The following shows the agent’s cabling if the agent runs directly on a bare metal server. All ports of the OOB switch should be in the same L2 broadcast domain (VLAN).

Virtual Agent, L2 connectivity#

The agent can also be hosted as a virtual machine if the L2 connectivity can be extended (same VLAN).

Virtual Agent, L3 connectivity#

The following shows the agent’s connectivity if the agent runs as a VM in some remote virtualization cluster and there is no direct L2 connectivity. In this case, the agent is connected via a firewall or router or some other form.

This setup is often used to enforce firewall rules on the agent in order for example to separate the switch management network from the server management network.

To enable ZTP a DHCP relay configuration is required on the firewall or router appliance that will take the DHCP traffic from the server or switch management interfaces to the agent’s embedded DHCP server.

Agent cabling - PXE (legacy, deprecated)#

Some older equipment does not support virtual media-only setups. MetalSoft can utilize PXE in order to deploy the operating system and coordinate the SAN booting. In order for that to happen an extra link is required between the agent server and the data & storage fabrics.
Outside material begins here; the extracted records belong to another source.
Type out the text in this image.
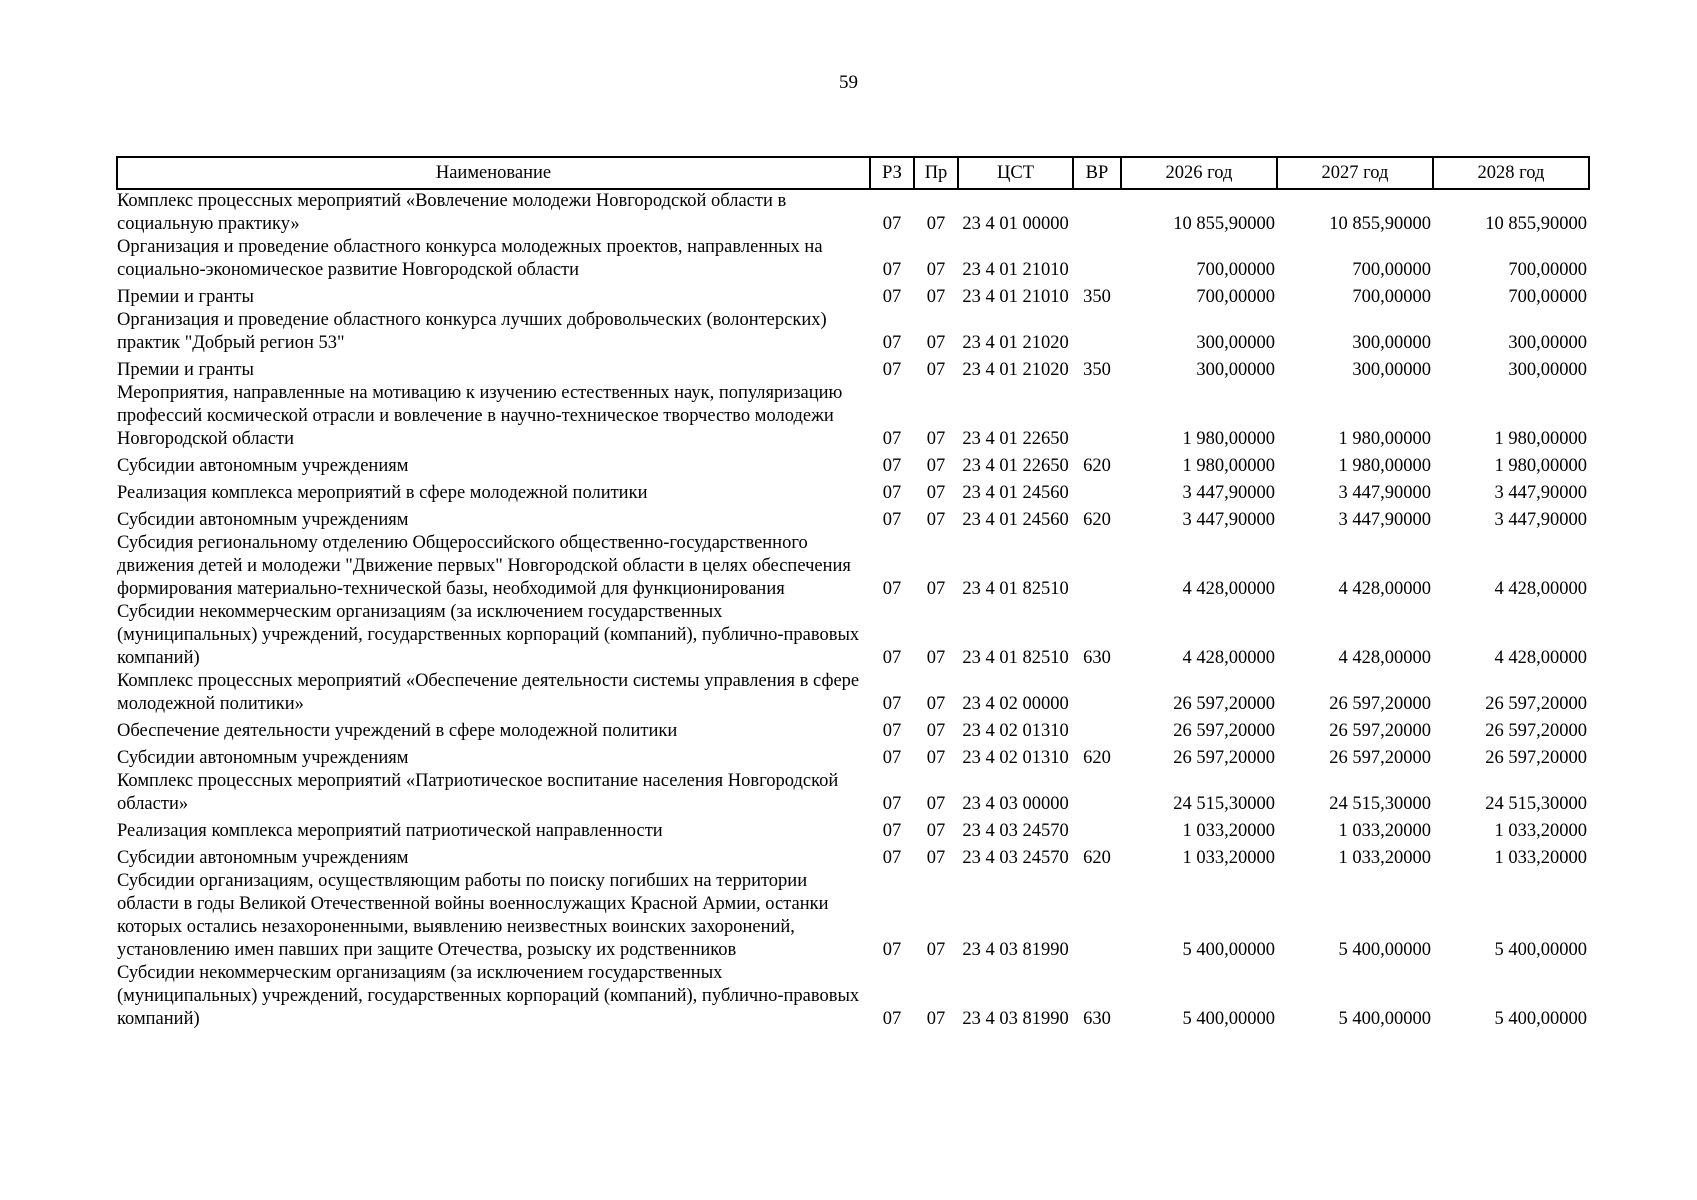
59
Наименование	РЗ	Пр	ЦСТ	ВР	2026 год	2027 год	2028 год
Комплекс процессных мероприятий «Вовлечение молодежи Новгородской области в социальную практику»	07	07	23 4 01 00000		10 855,90000	10 855,90000	10 855,90000
Организация и проведение областного конкурса молодежных проектов, направленных на социально-экономическое развитие Новгородской области	07	07	23 4 01 21010		700,00000	700,00000	700,00000
Премии и гранты	07	07	23 4 01 21010	350	700,00000	700,00000	700,00000
Организация и проведение областного конкурса лучших добровольческих (волонтерских) практик "Добрый регион 53"	07	07	23 4 01 21020		300,00000	300,00000	300,00000
Премии и гранты	07	07	23 4 01 21020	350	300,00000	300,00000	300,00000
Мероприятия, направленные на мотивацию к изучению естественных наук, популяризацию профессий космической отрасли и вовлечение в научно-техническое творчество молодежи Новгородской области	07	07	23 4 01 22650		1 980,00000	1 980,00000	1 980,00000
Субсидии автономным учреждениям	07	07	23 4 01 22650	620	1 980,00000	1 980,00000	1 980,00000
Реализация комплекса мероприятий в сфере молодежной политики	07	07	23 4 01 24560		3 447,90000	3 447,90000	3 447,90000
Субсидии автономным учреждениям	07	07	23 4 01 24560	620	3 447,90000	3 447,90000	3 447,90000
Субсидия региональному отделению Общероссийского общественно-государственного движения детей и молодежи "Движение первых" Новгородской области в целях обеспечения формирования материально-технической базы, необходимой для функционирования	07	07	23 4 01 82510		4 428,00000	4 428,00000	4 428,00000
Субсидии некоммерческим организациям (за исключением государственных (муниципальных) учреждений, государственных корпораций (компаний), публично-правовых компаний)	07	07	23 4 01 82510	630	4 428,00000	4 428,00000	4 428,00000
Комплекс процессных мероприятий «Обеспечение деятельности системы управления в сфере молодежной политики»	07	07	23 4 02 00000		26 597,20000	26 597,20000	26 597,20000
Обеспечение деятельности учреждений в сфере молодежной политики	07	07	23 4 02 01310		26 597,20000	26 597,20000	26 597,20000
Субсидии автономным учреждениям	07	07	23 4 02 01310	620	26 597,20000	26 597,20000	26 597,20000
Комплекс процессных мероприятий «Патриотическое воспитание населения Новгородской области»	07	07	23 4 03 00000		24 515,30000	24 515,30000	24 515,30000
Реализация комплекса мероприятий патриотической направленности	07	07	23 4 03 24570		1 033,20000	1 033,20000	1 033,20000
Субсидии автономным учреждениям	07	07	23 4 03 24570	620	1 033,20000	1 033,20000	1 033,20000
Субсидии организациям, осуществляющим работы по поиску погибших на территории области в годы Великой Отечественной войны военнослужащих Красной Армии, останки которых остались незахороненными, выявлению неизвестных воинских захоронений, установлению имен павших при защите Отечества, розыску их родственников	07	07	23 4 03 81990		5 400,00000	5 400,00000	5 400,00000
Субсидии некоммерческим организациям (за исключением государственных (муниципальных) учреждений, государственных корпораций (компаний), публично-правовых компаний)	07	07	23 4 03 81990	630	5 400,00000	5 400,00000	5 400,00000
This can be made with the spine layer or with a leaf switches in which case the location of the agent server should be inside one of the compute racks.

To improve the security and create a separation between the control plane and the data-plane a router VM which also acts as a firewall is introduced. To save resources the router and the agent are now virtualized and deployed onto the same physical server.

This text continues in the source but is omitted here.